Kämpfe den GUTEN Kampf des Glaubens...

Kämpfe den GUTEN Kampf des Glaubens...

Geschrieben von: Kathrine Jacobs | Ort: Didcot, England | Veröffentlicht: Freitag, 5. März 2010

Ich bin 27 Jahre und Mutter von drei kleinen Kindern. Die meisten können mir wohl zustimmen, dass das Leben zeitweise ein Kämpfen und Streiten ist und es bietet viele Situationen die, man lieber nicht erleben möchte. Paulus spricht von dem Kampf als einen GUTEN Kampf des Glaubens. Was meint er eigentlich damit?

„Kämpfe den guten Kampf des Glaubens. Ergreife das ewige Leben, dazu du auch berufen bist und bekannt hast ein gutes Bekenntnis vor vielen Zeugen“, 1. Tim. 6,12.

Mit drei süßen Kindern lebe ich ein ganz gewöhnliches und geschäftiges Leben. Im Laufe eines Tages, einer Woche oder einem Monat begegnen mir eine Menge unterschiedlicher Verhältnisse und Situationen. Es können viele schöne Momente sein, aber auch kleine alltägliche Verhältnisse, die sich nicht immer so gut anfühlen. Ab und zu können es auch große Prüfungen sein. Was bedeutet dieser Vers also für mich?

Mein Wecker klingelt. Es ist sieben Uhr morgens. Ich wälze mich aus dem Bett und ziehe den Rollladen hoch. Es regnet. „Uff!“ denke ich, „Nicht noch ein Tag mit so einem Sauwetter…“

Nun wird es mir zur Hilfe, dass in dem Vers „der GUTE Kampf“ steht.

Die Zeit geht voran und ich muss mit meinen morgendlichen Aufgaben beginnen. Die Kinder sollen in die Schule und in den Kindergarten. Die armen Kleinen ziehen sich ungern an, weil sie viel lieber zu Hause bleiben würden. Wir sind spät dran. Ich bin ungehalten, treibe an und fühle im Großen und Ganzen nicht gerade viel Freude in diesem Augenblick. Der Tag nimmt seinen Lauf, und mit ihm tauchen viele Verhältnisse auf. Nicht große Dinge, nur kleine, alltägliche, die jedem begegnen. Ich fühle mich beschwert, nicht wirklich fröhlich und wünschte, dass die Dinge anders wären. Ich seufze zu Gott, weil ich nicht so sein will. Wenn ich unzufrieden bin tut es weder denen gut, die mit mir zusammen sind, noch mir selber.

 Deshalb bete ich zu Gott, dass ich Freude in den Situationen haben kann. Dann kommt mir der Vers in den Sinn: „Kämpfe den GUTEN Kampf des Glaubens“. Ich muss Glauben daran bekommen, Sieg in den täglichen Verhältnissen gewinnen zu können. Aber es steht auch vom „GUTEN Kampf des Glaubens“. Das wird mir in diesem Moment zur Hilfe. Es wird mir klar, dass nicht die Situationen, in denen ich mich befinde, das Problem sind. Der entscheidende Punkt ist, wie ich darauf reagiere. Gott will das Allerbeste für uns. ER hat Fürsorge und will, dass es für uns gelingt. Ich stelle fest, dass die Verhältnisse, denen ich begegne nicht nur schwer und anstrengend sind. Wenn ich richtig auf sie reagiere, wird das Leben schön. Ich sehe jedes Verhältnis als eine Möglichkeit, Sieg zu gewinnen – nicht noch etwas, mit dem ich mich herumschlagen muss..
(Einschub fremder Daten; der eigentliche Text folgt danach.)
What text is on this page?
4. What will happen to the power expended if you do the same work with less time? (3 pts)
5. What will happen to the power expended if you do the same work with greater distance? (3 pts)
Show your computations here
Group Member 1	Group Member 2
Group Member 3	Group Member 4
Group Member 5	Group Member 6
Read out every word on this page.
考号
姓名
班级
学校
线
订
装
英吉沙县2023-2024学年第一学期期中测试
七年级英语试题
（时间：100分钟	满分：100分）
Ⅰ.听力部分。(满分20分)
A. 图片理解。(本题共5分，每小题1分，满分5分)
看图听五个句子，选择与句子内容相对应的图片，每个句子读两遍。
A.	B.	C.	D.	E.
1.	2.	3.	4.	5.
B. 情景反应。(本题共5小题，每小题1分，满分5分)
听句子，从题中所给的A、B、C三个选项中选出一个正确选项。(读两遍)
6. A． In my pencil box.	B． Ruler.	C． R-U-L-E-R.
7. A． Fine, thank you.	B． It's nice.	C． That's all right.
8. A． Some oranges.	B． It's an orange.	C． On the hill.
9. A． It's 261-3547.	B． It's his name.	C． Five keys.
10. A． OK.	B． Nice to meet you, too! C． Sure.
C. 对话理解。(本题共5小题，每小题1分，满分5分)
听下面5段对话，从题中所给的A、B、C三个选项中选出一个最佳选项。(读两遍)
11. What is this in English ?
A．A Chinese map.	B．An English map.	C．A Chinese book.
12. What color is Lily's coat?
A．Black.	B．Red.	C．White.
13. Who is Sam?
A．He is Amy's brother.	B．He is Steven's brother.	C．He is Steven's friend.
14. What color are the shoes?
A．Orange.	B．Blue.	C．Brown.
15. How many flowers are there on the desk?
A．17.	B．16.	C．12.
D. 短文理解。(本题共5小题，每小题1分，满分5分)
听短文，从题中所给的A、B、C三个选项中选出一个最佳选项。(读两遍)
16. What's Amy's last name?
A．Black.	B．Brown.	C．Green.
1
Jetzt konzentriere ich mich darauf, jeden Tag den guten Kampf zu kämpfen. Wenn ich in allen Versuchungen zu Zorn, Wut, Ungeduld, usw. „nein“ sage, gibt Gott mir die Kraft, die ich brauche. Das führt auch zu einer Freude, die nicht beschrieben werden kann. Ständig „nein“ sagen, zu dem was man fühlt, kann sich vielleicht schwierig anhören. Aber jetzt habe ich immer wieder erfahren, dass es in der Tat ein guter Kampf ist. Es hilft wirklich „nein“ zu sagen, wenn meine menschliche Natur in mir erwacht und ich versucht werde.

Ich bin wirklich dankbar für die Hilfe in Gottes Wort, die zu wahrem Glück führt. Mein größter Wunsch ist es, in den kleinen alltäglichen Dingen richtig zu reagieren, und nicht auf eine große Prüfung zu warten. Dann kann ich auf dieser Erde ein glücklicher Mensch sein, und meinen Mitmenschen helfen und sie unterstützen.